Tuesday, 14 February 2012
The Beggars in Beijing reality show continues
There seems to be no end to the Beggars in Beijing reality show. The latest visitors taking their begging bowl to the Chinese capital are the two unelected European Union Presidents, Herman van Rompuy and José Barroso. They are both well versed in the old Chinese tradition of kowtowing, and for former maoist Barroso a visit to Beijing must feel like a nostalgic home coming, but in spite of these credentials they will have to return to their downgraded "empire" without more than empty words from the EU´s "strategic partner":
China is ready to increase its participation in efforts to resolved the eurozone's debt crisis, Chinese premier Wen Jiabao has told European leaders at summit talks in Beijing.
Wen said on Tuesday that China was "full of confidence in its own future" and hoped to see Europe "maintain stability and prosperity" as well.
But Wen stopped short of saying whether China would buy bonds in a bailout fund designed to rescue debt-stricken EU countries.
Al Jazeera's Melissa Chang, reporting from Beijing, said that China had the potential to purchase a large amount of European bonds to help fight off the financial crisis, but had not done so due to doubts over whether its investment would generate sufficient returns.
"We have seen plenty of European delegates and envoys in the past few months come through here asking for assistance. And so far all that we have seen from China is a lot of words, but very little action," she said.

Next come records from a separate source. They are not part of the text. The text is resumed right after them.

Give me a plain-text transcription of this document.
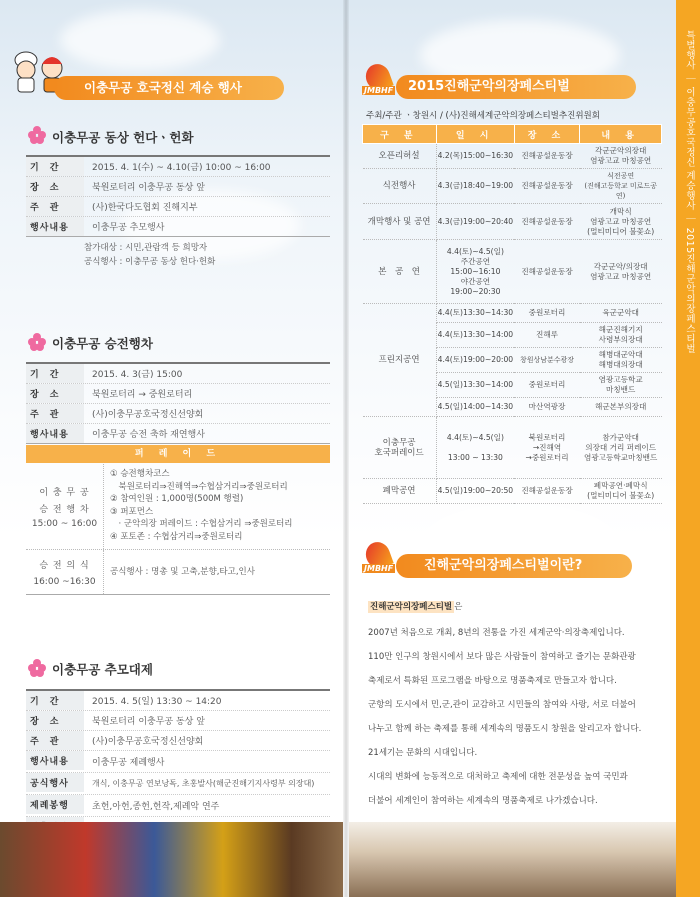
특별행사 ｜ 이충무공호국정신 계승행사 ｜ 2015진해군악의장페스티벌
이충무공 호국정신 계승 행사
이충무공 동상 헌다ㆍ헌화
기　간	2015. 4. 1(수) ~ 4.10(금) 10:00 ~ 16:00
장　소	북원로터리 이충무공 동상 앞
주　관	(사)한국다도협회 진해지부
행사내용	이충무공 추모행사
참가대상 : 시민,관람객 등 희망자
공식행사 : 이충무공 동상 헌다·헌화
이충무공 승전행차
기　간	2015. 4. 3(금) 15:00
장　소	북원로터리 → 중원로터리
주　관	(사)이충무공호국정신선양회
행사내용	이충무공 승전 축하 재연행사
퍼 레 이 드
이 충 무 공
승 전 행 차
15:00 ~ 16:00
① 승전행차코스
　북원로터리⇒진해역⇒수협삼거리⇒중원로터리
② 참여인원 : 1,000명(500M 행렬)
③ 퍼포먼스
　· 군악의장 퍼레이드 : 수협삼거리 ⇒중원로터리
④ 포토존 : 수협삼거리⇒중원로터리
승 전 의 식
16:00 ~16:30
공식행사 : 명총 및 고축,분향,타고,인사
이충무공 추모대제
기　간	2015. 4. 5(일) 13:30 ~ 14:20
장　소	북원로터리 이충무공 동상 앞
주　관	(사)이충무공호국정신선양회
행사내용	이충무공 제례행사
공식행사	개식, 이충무공 연보낭독, 초홍발사(해군진해기지사령부 의장대)
제례봉행	초헌,아헌,종헌,헌작,제례악 연주
JMBHF	2015진해군악의장페스티벌
주최/주관 ㆍ창원시 / (사)진해세계군악의장페스티벌추진위원회
구 분	일 시	장 소	내 용
오픈리허설	4.2(목)15:00~16:30	진해공설운동장	각군군악의장대
염광고교 마칭공연
식전행사	4.3(금)18:40~19:00	진해공설운동장	식전공연
(진해고등학교 미로드공연)
개막행사 및 공연	4.3(금)19:00~20:40	진해공설운동장	개막식
염광고교 마칭공연
(멀티미디어 불꽃쇼)
본　공　연	4.4(토)~4.5(일)
주간공연15:00~16:10
야간공연19:00~20:30	진해공설운동장	각군군악/의장대
염광고교 마칭공연
프린지공연	4.4(토)13:30~14:30	중원로터리	육군군악대
	4.4(토)13:30~14:00	진해루	해군진해기지
사령부의장대
	4.4(토)19:00~20:00	창원상남분수광장	해병대군악대
해병대의장대
	4.5(일)13:30~14:00	중원로터리	염광고등학교
마칭밴드
	4.5(일)14:00~14:30	마산역광장	해군본부의장대
이충무공
호국퍼레이드	4.4(토)~4.5(일)

13:00 ~ 13:30	북원로터리
→진해역
→중원로터리	참가군악대
의장대 거리 퍼레이드
염광고등학교마칭밴드
폐막공연	4.5(일)19:00~20:50	진해공설운동장	폐막공연·폐막식
(멀티미디어 불꽃쇼)
JMBHF	진해군악의장페스티벌이란?
진해군악의장페스티벌 은
2007년 처음으로 개최, 8년의 전통을 가진 세계군악·의장축제입니다.
110만 인구의 창원시에서 보다 많은 사람들이 참여하고 즐기는 문화관광
축제로서 특화된 프로그램을 바탕으로 명품축제로 만들고자 합니다.
군항의 도시에서 민,군,관이 교감하고 시민들의 참여와 사랑, 서로 더불어
나누고 함께 하는 축제를 통해 세계속의 명품도시 창원을 알리고자 합니다.
21세기는 문화의 시대입니다.
시대의 변화에 능동적으로 대처하고 축제에 대한 전문성을 높여 국민과
더불어 세계인이 참여하는 세계속의 명품축제로 나가겠습니다.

"The Chinese are not entirely confident that they will get their money's worth if they assist the Europeans."
However, the Belgian beggar, made a serious mistake by this thinly veiled threat:
Herman Van Rompuy, the European Union's top official, said the economies of the two sides were "so interdependent that change in the growth rate in one of the two strategic partners has a direct and palpable impact on the other one."
What the haiku poet actually told his hosts is, that "if you do not help us, our financial and economic crisis will soon start seriously hurting your growth, too". Not exactly the kind of language that beggars on a kowtowing mission should use in front of the eastern mandarins.